Mass vaccination against COVID-19 will begin in Finland on December 27 and 28 at the University Hospital of the Helsinki Region (HUS is the country’s leading medical institution delegated to the fight against coronavirus).
The vaccination procedure is somewhat different from the Russian one. According to colleagues from the capital’s Helsingin Sanomat, the vaccine will be provided primarily to social and medical workers who care for and examine patients with coronavirus.
The former also includes staff and workers in housing, social welfare and nursing homes.
But in second place are people aged 70 and older. The third in line for vaccination are people “with diseases that predispose to a serious form of coronavirus disease.” Then the rest of the population will be vaccinated.
It is known that in Russia the vaccination of the elderly is still in question.
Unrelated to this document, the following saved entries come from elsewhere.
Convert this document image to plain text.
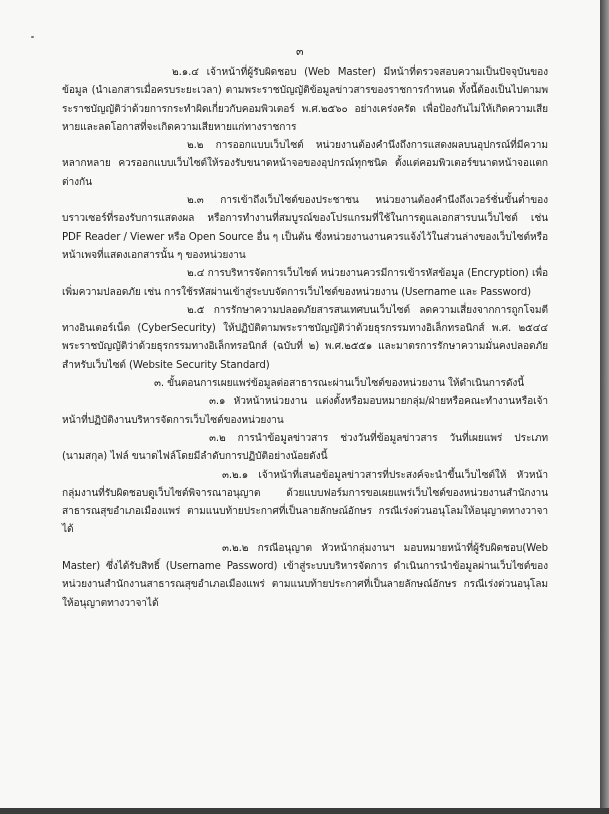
๓

๒.๑.๔ เจ้าหน้าที่ผู้รับผิดชอบ (Web Master) มีหน้าที่ตรวจสอบความเป็นปัจจุบันของข้อมูล (นำเอกสารเมื่อครบระยะเวลา) ตามพระราชบัญญัติข้อมูลข่าวสารของราชการกำหนด ทั้งนี้ต้องเป็นไปตามพระราชบัญญัติว่าด้วยการกระทำผิดเกี่ยวกับคอมพิวเตอร์ พ.ศ.๒๕๖๐ อย่างเคร่งครัด เพื่อป้องกันไม่ให้เกิดความเสียหายและลดโอกาสที่จะเกิดความเสียหายแก่ทางราชการ

๒.๒ การออกแบบเว็บไซต์ หน่วยงานต้องคำนึงถึงการแสดงผลบนอุปกรณ์ที่มีความหลากหลาย ควรออกแบบเว็บไซต์ให้รองรับขนาดหน้าจอของอุปกรณ์ทุกชนิด ตั้งแต่คอมพิวเตอร์ขนาดหน้าจอแตกต่างกัน

๒.๓ การเข้าถึงเว็บไซต์ของประชาชน หน่วยงานต้องคำนึงถึงเวอร์ชั่นขั้นต่ำของบราวเซอร์ที่รองรับการแสดงผล หรือการทำงานที่สมบูรณ์ของโปรแกรมที่ใช้ในการดูแลเอกสารบนเว็บไซต์ เช่น PDF Reader / Viewer หรือ Open Source อื่น ๆ เป็นต้น ซึ่งหน่วยงานงานควรแจ้งไว้ในส่วนล่างของเว็บไซต์หรือหน้าเพจที่แสดงเอกสารนั้น ๆ ของหน่วยงาน

๒.๔ การบริหารจัดการเว็บไซต์ หน่วยงานควรมีการเข้ารหัสข้อมูล (Encryption) เพื่อเพิ่มความปลอดภัย เช่น การใช้รหัสผ่านเข้าสู่ระบบจัดการเว็บไซต์ของหน่วยงาน (Username และ Password)

๒.๕ การรักษาความปลอดภัยสารสนเทศบนเว็บไซต์ ลดความเสี่ยงจากการถูกโจมตีทางอินเตอร์เน็ต (CyberSecurity) ให้ปฏิบัติตามพระราชบัญญัติว่าด้วยธุรกรรมทางอิเล็กทรอนิกส์ พ.ศ. ๒๕๔๔ พระราชบัญญัติว่าด้วยธุรกรรมทางอิเล็กทรอนิกส์ (ฉบับที่ ๒) พ.ศ.๒๕๕๑ และมาตรการรักษาความมั่นคงปลอดภัยสำหรับเว็บไซต์ (Website Security Standard)

๓. ขั้นตอนการเผยแพร่ข้อมูลต่อสาธารณะผ่านเว็บไซต์ของหน่วยงาน ให้ดำเนินการดังนี้

๓.๑ หัวหน้าหน่วยงาน แต่งตั้งหรือมอบหมายกลุ่ม/ฝ่ายหรือคณะทำงานหรือเจ้าหน้าที่ปฏิบัติงานบริหารจัดการเว็บไซต์ของหน่วยงาน

๓.๒ การนำข้อมูลข่าวสาร ช่วงวันที่ข้อมูลข่าวสาร วันที่เผยแพร่ ประเภท (นามสกุล) ไฟล์ ขนาดไฟล์โดยมีลำดับการปฏิบัติอย่างน้อยดังนี้

๓.๒.๑ เจ้าหน้าที่เสนอข้อมูลข่าวสารที่ประสงค์จะนำขึ้นเว็บไซต์ให้ หัวหน้ากลุ่มงานที่รับผิดชอบดูเว็บไซต์พิจารณาอนุญาต ด้วยแบบฟอร์มการขอเผยแพร่เว็บไซต์ของหน่วยงานสำนักงานสาธารณสุขอำเภอเมืองแพร่ ตามแนบท้ายประกาศที่เป็นลายลักษณ์อักษร กรณีเร่งด่วนอนุโลมให้อนุญาตทางวาจาได้

๓.๒.๒ กรณีอนุญาต หัวหน้ากลุ่มงานฯ มอบหมายหน้าที่ผู้รับผิดชอบ(Web Master) ซึ่งได้รับสิทธิ์ (Username Password) เข้าสู่ระบบบริหารจัดการ ดำเนินการนำข้อมูลผ่านเว็บไซต์ของหน่วยงานสำนักงานสาธารณสุขอำเภอเมืองแพร่ ตามแนบท้ายประกาศที่เป็นลายลักษณ์อักษร กรณีเร่งด่วนอนุโลมให้อนุญาตทางวาจาได้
Earlier, MK in St. Petersburg wrote that Finland had signed a preliminary agreement to purchase a total of 18.5 million doses of the vaccine. This amount is enough to vaccinate more than nine million people. The first batch of vaccine, however, is small, only about 10,000 doses.
“If all goes well, by the end of the summer all adults who wish will receive the vaccine,” she said earlier Hanna Neuynek, Secretary of the National Vaccination Expert Group. Professor-pediatrician Mika Ryamet also calculated that graduation exams in schools in the summer of next year can be held relatively normally. “I believe that after Johannus (Midsummer Day, July 6-7) the disease will be defeated,” he told Helsingin Sanomat.